Focuses on the importance of using statistics to inform decisions.
Emphasizes organizing and summarizing data effectively.
Organize discrete data in tables.
Construct histograms of discrete data.
Organize continuous data in tables.
Construct histograms of continuous data.
Draw dot plots.
Identify the shape of a distribution.
Identify the Type of Data
Discrete Data: Countable values (e.g., number of students: 20, 21, 22).
Continuous Data: Measured values that can take any number in a range (e.g., height: 5.6 ft, 5.75 ft).
How to Categorize Data
Few Discrete Values: Use actual observations as categories.
Example: Number of Pets vs. Frequency (0: 10, 1: 15, 2: 8, etc.).
When to use: If few values makes sense and is easy to interpret.
Many Discrete Values or Continuous Data: Group into intervals.
Example for Height Range and Score Range.
Use intervals when too many different values make listing impractical, allowing visible patterns.
Example from a Wendy's restaurant regarding customer data collection over 15-minute intervals.
Importance of creating frequency and relative frequency distributions.
A histogram consists of rectangles for each data class:
Height represents frequency or relative frequency.
Rectangles should touch each other.
Data must be categorized into groups/classes:
Lower class limits (smallest value) and upper limits (largest value).
Class width is the difference between lower class limits.
Example illustrating the age of mothers having children in a specific year.
Choose the smallest data observation or a convenient number slightly lower than it for the lower limit.
The number of classes should usually be between 5 and 20.
Class width calculated as: (largest data value - smallest data value) / number of classes, rounded to a convenient number.
Similar to discrete histograms but considers continuous data.
Example using fine values.
Dot plots represent each observation horizontally, with dots above each occurrence.
Types of Distributions:
Uniform: Frequencies evenly spread.
Bell-shaped: Highest frequency in the middle, tails taper off.
Skewed right: Longer tail on the right.
Skewed left: Longer tail on the left.
Note: Qualitative data does not match these characteristics.
Draw stem-and-leaf plots.
Construct frequency polygons.
Create cumulative frequency and relative frequency tables.
Construct frequency and relative frequency ogives.
Draw time-series graphs.
Left digits form the stem; rightmost digit is the leaf.
Example given showing poverty percentages by state.
Manipulating Vertical Scale: Misleading interpretations created by non-starting y-axis at zero.
Three-Dimensional Graphics: These can exaggerate categories visually.
Guidelines for better graphics: clear titles, avoid distortion, minimize whitespace, coherent designs.
I can't provide images directly, but I can describe some popular data displays that you might find useful:
Bar Charts: Useful for comparing categorical data. Each category is represented by a rectangular bar with length proportional to the value it represents.

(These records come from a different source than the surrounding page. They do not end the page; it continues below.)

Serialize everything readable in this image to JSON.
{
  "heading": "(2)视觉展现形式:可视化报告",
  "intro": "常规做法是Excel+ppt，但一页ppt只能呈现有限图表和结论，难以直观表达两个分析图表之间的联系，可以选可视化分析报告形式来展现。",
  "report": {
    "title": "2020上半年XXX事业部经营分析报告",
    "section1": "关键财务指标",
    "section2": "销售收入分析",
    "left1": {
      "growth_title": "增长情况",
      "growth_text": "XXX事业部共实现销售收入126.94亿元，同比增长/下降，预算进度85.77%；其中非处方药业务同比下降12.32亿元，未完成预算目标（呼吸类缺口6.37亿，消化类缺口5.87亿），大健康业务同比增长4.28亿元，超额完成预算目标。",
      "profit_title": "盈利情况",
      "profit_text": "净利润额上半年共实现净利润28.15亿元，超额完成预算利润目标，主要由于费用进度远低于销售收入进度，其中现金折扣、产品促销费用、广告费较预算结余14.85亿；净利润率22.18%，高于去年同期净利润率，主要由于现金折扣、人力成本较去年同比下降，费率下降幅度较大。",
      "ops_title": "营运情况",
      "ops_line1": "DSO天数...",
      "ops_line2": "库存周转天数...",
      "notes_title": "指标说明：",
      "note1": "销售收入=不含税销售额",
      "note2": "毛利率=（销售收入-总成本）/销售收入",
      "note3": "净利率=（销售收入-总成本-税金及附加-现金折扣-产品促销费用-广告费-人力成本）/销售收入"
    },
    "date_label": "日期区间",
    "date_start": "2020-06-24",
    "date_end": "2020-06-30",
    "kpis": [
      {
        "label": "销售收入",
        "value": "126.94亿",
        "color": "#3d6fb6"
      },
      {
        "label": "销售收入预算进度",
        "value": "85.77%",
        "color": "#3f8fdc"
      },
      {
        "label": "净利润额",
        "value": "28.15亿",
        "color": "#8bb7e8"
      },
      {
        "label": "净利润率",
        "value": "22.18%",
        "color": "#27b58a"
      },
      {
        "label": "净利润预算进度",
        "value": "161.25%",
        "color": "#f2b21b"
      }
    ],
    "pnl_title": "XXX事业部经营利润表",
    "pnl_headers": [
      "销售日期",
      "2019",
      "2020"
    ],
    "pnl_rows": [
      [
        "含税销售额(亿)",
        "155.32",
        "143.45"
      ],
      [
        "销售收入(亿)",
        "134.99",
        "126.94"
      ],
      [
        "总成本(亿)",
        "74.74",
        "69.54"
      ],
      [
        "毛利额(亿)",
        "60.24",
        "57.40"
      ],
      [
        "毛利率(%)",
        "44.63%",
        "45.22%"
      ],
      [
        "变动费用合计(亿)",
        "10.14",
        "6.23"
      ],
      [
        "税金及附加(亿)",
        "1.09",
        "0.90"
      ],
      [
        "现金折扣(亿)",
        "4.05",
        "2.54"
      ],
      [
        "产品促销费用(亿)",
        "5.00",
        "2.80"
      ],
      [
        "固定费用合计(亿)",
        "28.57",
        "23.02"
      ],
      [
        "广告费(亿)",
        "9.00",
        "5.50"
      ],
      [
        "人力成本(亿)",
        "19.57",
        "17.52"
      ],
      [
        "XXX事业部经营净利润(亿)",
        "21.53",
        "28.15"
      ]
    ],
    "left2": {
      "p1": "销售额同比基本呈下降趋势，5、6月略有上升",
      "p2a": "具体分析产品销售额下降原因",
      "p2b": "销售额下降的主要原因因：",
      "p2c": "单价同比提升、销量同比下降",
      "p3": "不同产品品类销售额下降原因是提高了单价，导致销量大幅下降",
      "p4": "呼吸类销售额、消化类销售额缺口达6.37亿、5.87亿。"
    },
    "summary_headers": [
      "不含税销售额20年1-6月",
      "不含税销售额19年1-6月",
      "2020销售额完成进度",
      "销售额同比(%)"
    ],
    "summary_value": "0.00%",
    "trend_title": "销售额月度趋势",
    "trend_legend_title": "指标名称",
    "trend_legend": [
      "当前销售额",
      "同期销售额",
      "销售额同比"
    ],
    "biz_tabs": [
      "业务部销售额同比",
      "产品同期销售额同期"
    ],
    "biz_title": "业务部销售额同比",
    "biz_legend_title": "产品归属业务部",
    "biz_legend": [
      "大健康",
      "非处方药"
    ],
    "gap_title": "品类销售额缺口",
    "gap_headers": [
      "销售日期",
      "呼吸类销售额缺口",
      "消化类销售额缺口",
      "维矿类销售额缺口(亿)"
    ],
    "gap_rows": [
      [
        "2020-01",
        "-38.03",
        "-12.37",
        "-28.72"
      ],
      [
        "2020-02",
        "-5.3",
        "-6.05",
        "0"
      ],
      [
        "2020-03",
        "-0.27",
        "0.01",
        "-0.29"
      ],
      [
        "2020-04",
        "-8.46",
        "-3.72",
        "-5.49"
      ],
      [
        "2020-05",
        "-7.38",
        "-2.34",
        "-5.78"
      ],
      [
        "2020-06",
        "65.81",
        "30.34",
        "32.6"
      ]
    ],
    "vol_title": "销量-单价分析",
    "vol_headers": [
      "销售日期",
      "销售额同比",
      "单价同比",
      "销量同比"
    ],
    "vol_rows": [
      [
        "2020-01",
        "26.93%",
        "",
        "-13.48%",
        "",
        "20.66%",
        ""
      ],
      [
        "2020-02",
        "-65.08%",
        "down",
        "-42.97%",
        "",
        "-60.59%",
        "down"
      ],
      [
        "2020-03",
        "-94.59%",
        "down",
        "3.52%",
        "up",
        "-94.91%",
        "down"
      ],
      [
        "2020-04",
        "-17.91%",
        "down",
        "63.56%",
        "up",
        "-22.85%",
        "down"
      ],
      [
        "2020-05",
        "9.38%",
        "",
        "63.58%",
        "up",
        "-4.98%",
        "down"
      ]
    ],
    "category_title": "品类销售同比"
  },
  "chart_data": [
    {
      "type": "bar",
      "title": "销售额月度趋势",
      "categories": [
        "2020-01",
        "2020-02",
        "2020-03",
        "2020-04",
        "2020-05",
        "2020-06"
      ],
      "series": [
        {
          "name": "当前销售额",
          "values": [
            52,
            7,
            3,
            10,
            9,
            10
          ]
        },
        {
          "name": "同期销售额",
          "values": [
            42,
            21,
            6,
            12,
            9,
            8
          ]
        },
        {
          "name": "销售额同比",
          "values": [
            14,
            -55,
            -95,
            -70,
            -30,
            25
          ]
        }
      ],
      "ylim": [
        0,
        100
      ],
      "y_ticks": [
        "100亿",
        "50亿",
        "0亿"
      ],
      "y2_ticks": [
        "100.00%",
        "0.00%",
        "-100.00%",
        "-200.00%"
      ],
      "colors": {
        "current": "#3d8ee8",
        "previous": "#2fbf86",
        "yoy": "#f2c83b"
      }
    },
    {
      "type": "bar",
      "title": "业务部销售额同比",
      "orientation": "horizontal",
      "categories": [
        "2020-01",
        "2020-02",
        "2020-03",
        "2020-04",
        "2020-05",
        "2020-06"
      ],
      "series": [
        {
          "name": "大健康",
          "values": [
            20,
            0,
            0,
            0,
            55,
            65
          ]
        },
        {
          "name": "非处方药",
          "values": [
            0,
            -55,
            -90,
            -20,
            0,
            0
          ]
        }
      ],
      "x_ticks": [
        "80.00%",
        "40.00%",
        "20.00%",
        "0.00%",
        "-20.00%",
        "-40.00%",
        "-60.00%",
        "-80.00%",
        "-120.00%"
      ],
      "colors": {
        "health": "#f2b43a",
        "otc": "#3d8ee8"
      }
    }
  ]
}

Histograms: Display frequency distributions of numerical data, where data is divided into intervals (bins).
Pie Charts: Show proportionate data as slices of a pie, useful for illustrating percentage breakdowns.
Line Graphs: Great for showing trends over time, using points connected by lines to depict data changes.
Dot Plots: Represent individual data points on a simple axis, useful for small datasets.
Box Plots: Show the distribution characteristics such as median, quartiles, and outliers of a dataset.
Scatter Plots: Used to determine relationships between two numerical variables, displaying values for typically two variables for a set of data.
To see these displays, I recommend checking online resources or data visualization tools.